„Mut tut gut“: Letzte Klasse kommt aus Wiblingwerde

Nachrodt-Wiblingwerde - Ein Kreis hat sich in dieser Woche geschlossen: Die vierte Klasse des Grundschul-Standorts Wiblingwerde war zwei Tage lang in der Jugendbildungsstätte des Märkischen Kreises, nahm als 400. und letzte Klasse am Seminar „Mut tut gut – vertragen und nicht schlagen“ des Kreis-Fachbereichs Jugend und Bildung teil.

Dass dieser Lehrgang zur Gewaltvorbeugung überhaupt für Schülerinnen und Schüler angeboten wurde, ging vor rund 20 Jahren auf eine Initiative ebenfalls aus der Doppelgemeinde zurück.

Für die Wiblingwerder Grundschüler gab es als Überraschung einen Auftritt des Zauberkünstlers Mr. Foley sowie Kuchen und Getränke. Die wurden auch den Gästen der Jubiläums- und Abschlussveranstaltung serviert, mit der der erzieherische Kinder- und Jugendschutz, eine Abteilung des Fachbereichs Jugend und Bildung, die „Mut tut gut“-Reihe beendete. Allerdings werde das Thema Gewaltprophylaxe weiter behandelt, betonte Kreis-Mitarbeiterin Andrea Henze: Seit 2013 läuft die neue Seminarreihe „Genau so – mit Kindern fängt der Frieden an“, die für dritte Klassen entwickelt wurde und einzelne Elemente aus „Mut tut gut“ beinhaltet.

Insofern stimmten Andrea Henze und ihr Chef, der Fachbereichsleiter Eckehard Beck, überein, als sie meinten: „Man soll aufhören, wenn es am schönsten ist.“

Eckehard Beck staunte angesichts der langen Laufzeit: „Ich weiß nicht, wie viele Kinder an dieser Seminarreihe teilgenommen haben.“ Andrea Henze und der inzwischen im Ruhestand befindliche Manfred Prass erinnerten sich an die Zeit zurück, als sie „Mut tut gut“ entwickelten – und dabei Pionierarbeit leisteten.

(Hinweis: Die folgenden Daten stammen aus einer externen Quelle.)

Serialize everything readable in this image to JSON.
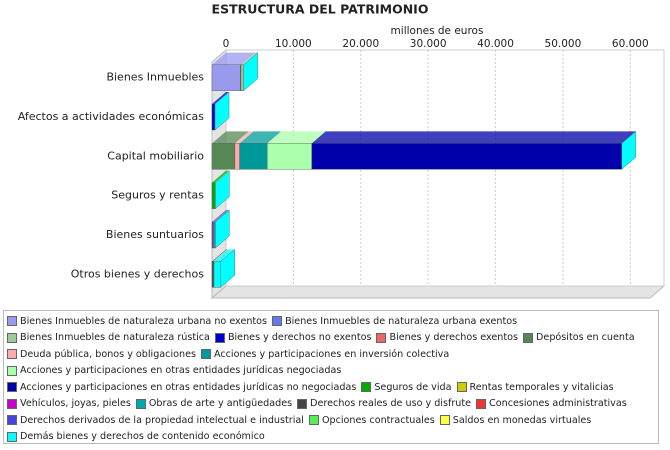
{
  "chart_data": {
    "type": "stacked-bar-horizontal",
    "title": "ESTRUCTURA DEL PATRIMONIO",
    "x_label": "millones de euros",
    "categories": [
      "Bienes Inmuebles",
      "Afectos a actividades económicas",
      "Capital mobiliario",
      "Seguros y rentas",
      "Bienes suntuarios",
      "Otros bienes y derechos"
    ],
    "xlim": [
      0,
      65000
    ],
    "xticks": [
      0,
      {
        "value": 10000,
        "label": "10.000"
      },
      {
        "value": 20000,
        "label": "20.000"
      },
      {
        "value": 30000,
        "label": "30.000"
      },
      {
        "value": 40000,
        "label": "40.000"
      },
      {
        "value": 50000,
        "label": "50.000"
      },
      {
        "value": 60000,
        "label": "60.000"
      }
    ],
    "grid": true,
    "series": [
      {
        "name": "Bienes Inmuebles de naturaleza urbana no exentos",
        "color": "#9999ee",
        "values": [
          4200,
          0,
          0,
          0,
          0,
          0
        ]
      },
      {
        "name": "Bienes Inmuebles de naturaleza urbana exentos",
        "color": "#6677ee",
        "values": [
          100,
          0,
          0,
          0,
          0,
          0
        ]
      },
      {
        "name": "Bienes Inmuebles de naturaleza rústica",
        "color": "#99cc99",
        "values": [
          400,
          0,
          0,
          0,
          0,
          0
        ]
      },
      {
        "name": "Bienes y derechos no exentos",
        "color": "#0000cc",
        "values": [
          0,
          400,
          0,
          0,
          0,
          0
        ]
      },
      {
        "name": "Bienes y derechos exentos",
        "color": "#ee6666",
        "values": [
          0,
          50,
          0,
          0,
          0,
          0
        ]
      },
      {
        "name": "Depósitos en cuenta",
        "color": "#558855",
        "values": [
          0,
          0,
          3400,
          0,
          0,
          0
        ]
      },
      {
        "name": "Deuda pública, bonos y obligaciones",
        "color": "#ffaaaa",
        "values": [
          0,
          0,
          700,
          0,
          0,
          0
        ]
      },
      {
        "name": "Acciones y participaciones en inversión colectiva",
        "color": "#009999",
        "values": [
          0,
          0,
          4100,
          0,
          0,
          0
        ]
      },
      {
        "name": "Acciones y participaciones en otras entidades jurídicas negociadas",
        "color": "#aaffaa",
        "values": [
          0,
          0,
          6600,
          0,
          0,
          0
        ]
      },
      {
        "name": "Acciones y participaciones en otras entidades jurídicas no negociadas",
        "color": "#0000aa",
        "values": [
          0,
          0,
          46000,
          0,
          0,
          0
        ]
      },
      {
        "name": "Seguros de vida",
        "color": "#00aa00",
        "values": [
          0,
          0,
          0,
          400,
          0,
          0
        ]
      },
      {
        "name": "Rentas temporales y vitalicias",
        "color": "#cccc00",
        "values": [
          0,
          0,
          0,
          100,
          0,
          0
        ]
      },
      {
        "name": "Vehículos, joyas, pieles",
        "color": "#cc00cc",
        "values": [
          0,
          0,
          0,
          0,
          200,
          0
        ]
      },
      {
        "name": "Obras de arte y antigüedades",
        "color": "#00aaaa",
        "values": [
          0,
          0,
          0,
          0,
          300,
          0
        ]
      },
      {
        "name": "Derechos reales de uso y disfrute",
        "color": "#444444",
        "values": [
          0,
          0,
          0,
          0,
          0,
          100
        ]
      },
      {
        "name": "Concesiones administrativas",
        "color": "#ee3333",
        "values": [
          0,
          0,
          0,
          0,
          0,
          50
        ]
      },
      {
        "name": "Derechos derivados de la propiedad intelectual e industrial",
        "color": "#4444dd",
        "values": [
          0,
          0,
          0,
          0,
          0,
          50
        ]
      },
      {
        "name": "Opciones contractuales",
        "color": "#55ee55",
        "values": [
          0,
          0,
          0,
          0,
          0,
          50
        ]
      },
      {
        "name": "Saldos en monedas virtuales",
        "color": "#ffff44",
        "values": [
          0,
          0,
          0,
          0,
          0,
          50
        ]
      },
      {
        "name": "Demás bienes y derechos de contenido económico",
        "color": "#00ffff",
        "values": [
          0,
          0,
          0,
          0,
          0,
          1000
        ]
      }
    ]
  }
}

In der Mitte der 1990er-Jahre sei Gewalt an Schulen ein großes Thema gewesen. Material für die Gewaltprävention habe es in den Lehrerzimmern aber nur spärlich gegeben, meinte Henze und erntete viel Zustimmung bei den Pädagoginnen und Pädagogen, die sich zu „Mut tut gut“-Moderatoren haben fortbilden lassen und die in die Jugendbildungsstätte an die Sedanstraße in Lüdenscheid gekommen waren. Allerdings sei das Seminar zuerst für Gruppen aus der Kinder- und Jugendarbeit gedacht gewesen. Doch die schieden unter anderem deshalb aus, weil in ihnen in der Regel Mädchen und Jungen mehrerer Jahrgänge vereinigt sind. Siegfried Müller, langjähriger Schulleiter der Gemeinschaftsgrundschule Nachrodt-Wiblingwerde, fragte dann auf Anregung aus der Elternschaft nach, ob „Mut tut gut“ nicht etwas für Viertklässler sein könnte. Konnte es – und war es 1996 erstmals für Kinder aus der Grundschule Herscheid-Hüinghausen, die am Premieren-Seminar teilnahmen.

Zum Abschied also waren es aktuelle Viertklässler aus Wiblingwerde, die auf spielerische Weise den Wert von Vertrauen oder Zusammenarbeit erfuhren. Denn, so erklärte Evelin Schöffer, die beim erzieherischen Kinder- und Jugendschutz die Nachfolge von Manfred Prass angetreten hat, genau darum ging es, wenn ein Kind die Augen schließen musste und von einem durch den Raum geführt wurde oder wenn die Klasse sich auf einer Holzfläche aufstellte und diese nach und nach verkleinert wurde, so dass alle immer enger zusammenrücken mussten. Wichtig, so Schöffer, war auch immer das anschließende Gespräch über die eigenen Gefühle.

Im Snoezelen-Raum ging es zudem um Entspannung, im sogenannten Aggressions-Raum wurde mit dick gepolsterten Keulen aufeinander eingeschlagen. „Raufen, ringen, kämpfen, das steckt in jedem drin, gerade in Jungen. Aber es ist wichtig, Regeln einzuhalten“, betonte Evelin Schöffer.